Another common criticism was that viewers couldn't tell what kind of animal Bad Andy was supposed to be. In The Detroit News, columnist Neal Rubin asked: "What is Bad Andy, exactly? A monkey? A bear? An extremely furry California raisin?"

The "Bad Andy" campaign was dumped in March 2001, and replaced with a new campaign, Get the Door, It's Domino's. "We needed a back-to-basics approach," said Patrick Doyle, acting Domino's executive vice president of brand marketing, in a Detroit Free Press article. "Bad Andy simply didn't get the job done for us." The article went on to say that Domino's Pizza sales at stores open at least one year dropped 2 percent during the last half of 2000, and Domino's officials lay part of the blame at Bad Andy's furry feet.

Marketing consultant Elizabeth Goodgold reported on the story on her website:

"Domino’s Pizza unceremoniously pulled its Bad Andy campaign early this year, and while the company website said the move was based on a shift in advertising focus from pizza preparation to delivery, TV viewers knew the real reason: Bad Andy was annoying. He was obnoxious. 'Bad Andy got some of the highest dislikability ratings of any spokescharacter in the history of advertising,' admits Tim McIntyre, vice president of corporate communications at Domino’s. 'Sales didn’t respond.'

"Bad Andy, a brown critter who looked like a cross between a monkey and a rat ('He wasn’t really meant to be anything specific,' McIntyre says. 'He was undefined even for us.') was shown to live in the back of a Domino’s Pizza store, and his voracious appetite muddled up the store’s operations. Despite the comic possibilities, the ads did little to highlight the quality of Domino’s pizza or service, and Bad Andy’s cavorting was more irritating that endearing. Besides, the notion of a squirrel-like animal being holed up in the back of a pizza joint was unappetizing to say the least."

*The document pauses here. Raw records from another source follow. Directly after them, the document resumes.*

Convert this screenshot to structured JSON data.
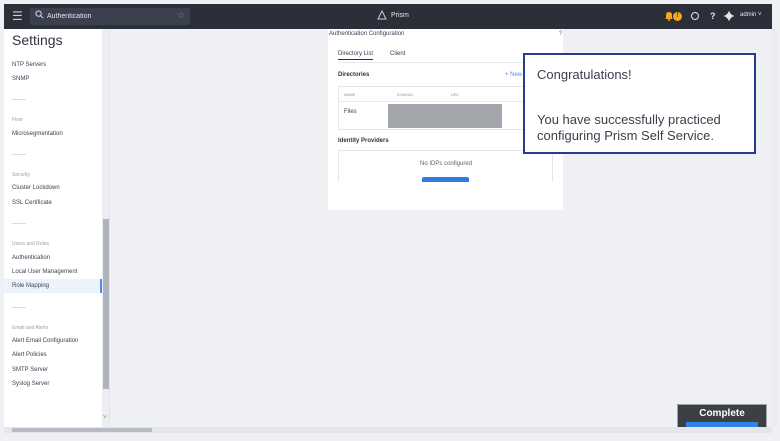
{
  "topbar": {
    "search_value": "Authentication",
    "brand": "Prism",
    "alert_count": "!",
    "help": "?",
    "user": "admin ˅"
  },
  "sidebar": {
    "title": "Settings",
    "items": {
      "ntp_servers": "NTP Servers",
      "snmp": "SNMP",
      "flow_heading": "Flow",
      "microsegmentation": "Microsegmentation",
      "security_heading": "Security",
      "cluster_lockdown": "Cluster Lockdown",
      "ssl_certificate": "SSL Certificate",
      "users_heading": "Users and Roles",
      "authentication": "Authentication",
      "local_user_management": "Local User Management",
      "role_mapping": "Role Mapping",
      "alerts_heading": "Email and Alerts",
      "alert_email_configuration": "Alert Email Configuration",
      "alert_policies": "Alert Policies",
      "smtp_server": "SMTP Server",
      "syslog_server": "Syslog Server"
    },
    "active_item": "Authentication"
  },
  "main": {
    "header": "Authentication Configuration",
    "help": "?",
    "tabs": [
      "Directory List",
      "Client"
    ],
    "directories_title": "Directories",
    "new_directory": "+ New",
    "columns": [
      "NAME",
      "DOMAIN",
      "URL"
    ],
    "rows": [
      {
        "name": "Files"
      }
    ],
    "idp_title": "Identity Providers",
    "idp_empty": "No IDPs configured"
  },
  "toast": {
    "title": "Congratulations!",
    "body": "You have successfully practiced configuring Prism Self Service."
  },
  "complete_button": {
    "label": "Complete"
  },
  "colors": {
    "topbar": "#2b2f3a",
    "accent": "#4a8fe7",
    "toast_border": "#213f8a",
    "complete_bar": "#2e84e6"
  }
}
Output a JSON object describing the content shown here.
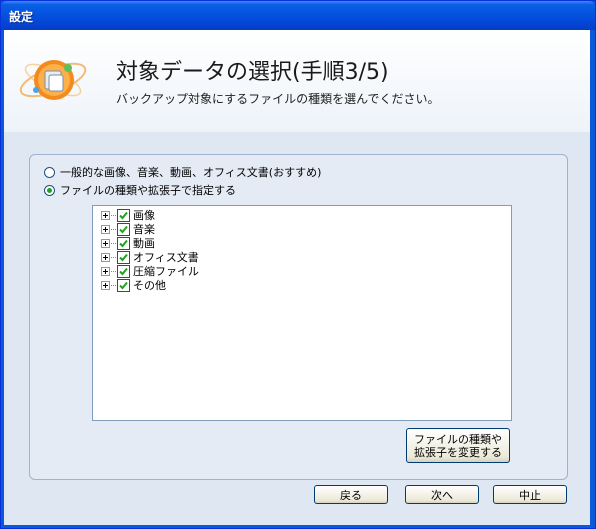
{
  "window": {
    "title": "設定"
  },
  "header": {
    "title": "対象データの選択(手順3/5)",
    "subtitle": "バックアップ対象にするファイルの種類を選んでください。"
  },
  "options": {
    "general": {
      "label": "一般的な画像、音楽、動画、オフィス文書(おすすめ)",
      "selected": false
    },
    "by_type": {
      "label": "ファイルの種類や拡張子で指定する",
      "selected": true
    }
  },
  "tree": {
    "items": [
      {
        "label": "画像",
        "checked": true
      },
      {
        "label": "音楽",
        "checked": true
      },
      {
        "label": "動画",
        "checked": true
      },
      {
        "label": "オフィス文書",
        "checked": true
      },
      {
        "label": "圧縮ファイル",
        "checked": true
      },
      {
        "label": "その他",
        "checked": true
      }
    ]
  },
  "buttons": {
    "change_types_line1": "ファイルの種類や",
    "change_types_line2": "拡張子を変更する",
    "back": "戻る",
    "next": "次へ",
    "cancel": "中止"
  },
  "colors": {
    "titlebar": "#0553e0",
    "client": "#dfe7f2",
    "check": "#21a121"
  }
}
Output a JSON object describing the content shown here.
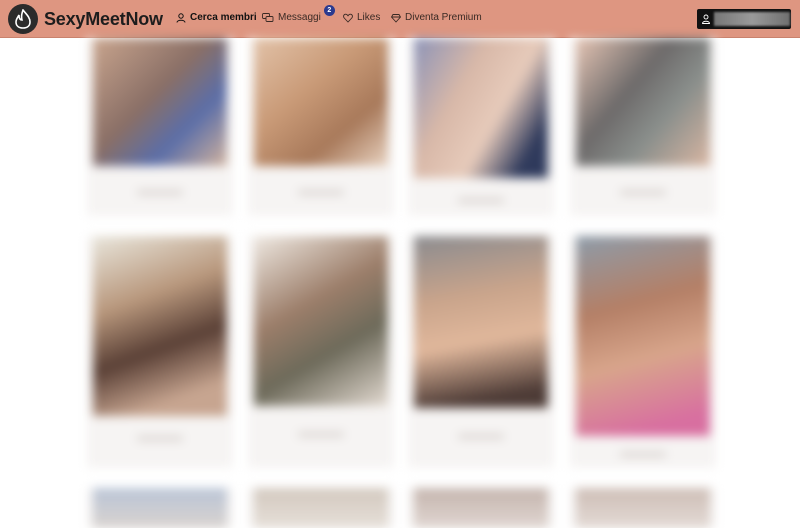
{
  "brand": {
    "name": "SexyMeetNow",
    "accent": "#de9681"
  },
  "nav": {
    "search_label": "Cerca membri",
    "messages_label": "Messaggi",
    "messages_badge": "2",
    "likes_label": "Likes",
    "premium_label": "Diventa Premium"
  },
  "icons": {
    "logo": "flame-icon",
    "search": "user-icon",
    "messages": "chat-bubbles-icon",
    "likes": "heart-icon",
    "premium": "diamond-icon",
    "account": "user-icon"
  },
  "members": [
    {
      "index": 1
    },
    {
      "index": 2
    },
    {
      "index": 3
    },
    {
      "index": 4
    },
    {
      "index": 5
    },
    {
      "index": 6
    },
    {
      "index": 7
    },
    {
      "index": 8
    },
    {
      "index": 9
    },
    {
      "index": 10
    },
    {
      "index": 11
    },
    {
      "index": 12
    }
  ]
}
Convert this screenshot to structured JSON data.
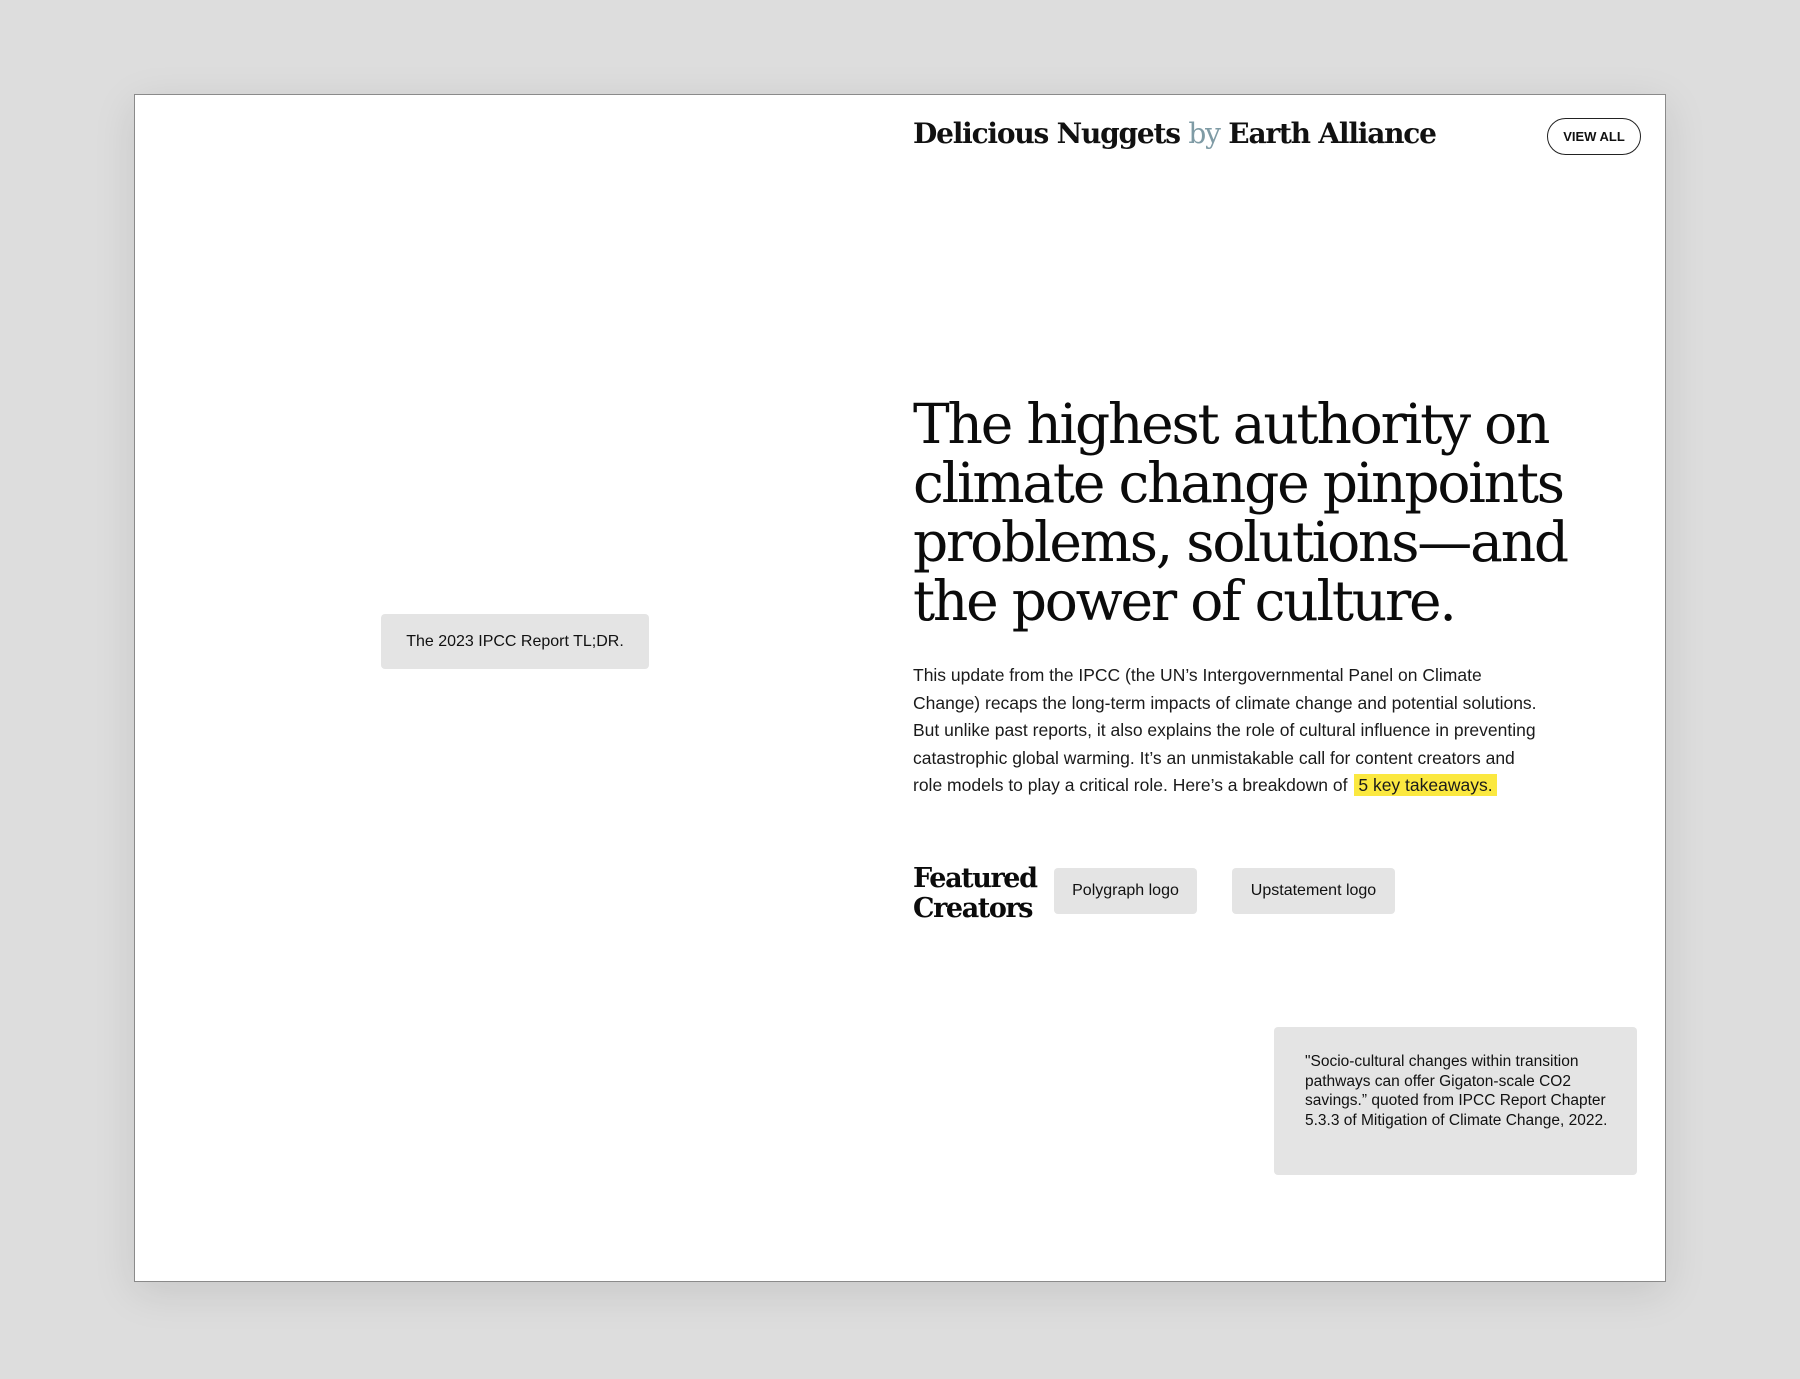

Domino's Pizza dropped advertising company Deutsch Inc. in January 2002, and hired a competing agency, J. Walter Thompson, to continue the Get the Door, It's Domino's campaign. According to an article on Pizzamarketplace.com, "While McIntyre declined to comment on whether Domino’s was dissatisfied with Deutsche’s work, the short-lived and often-criticized Bad Andy campaign has been fingered by media critics as a key source of tension between the two companies."

In 2004, the Muppets were enlisted in competitor Pizza Hut's marketing campaign, appearing in a string of commercials that debuted during the Super Bowl.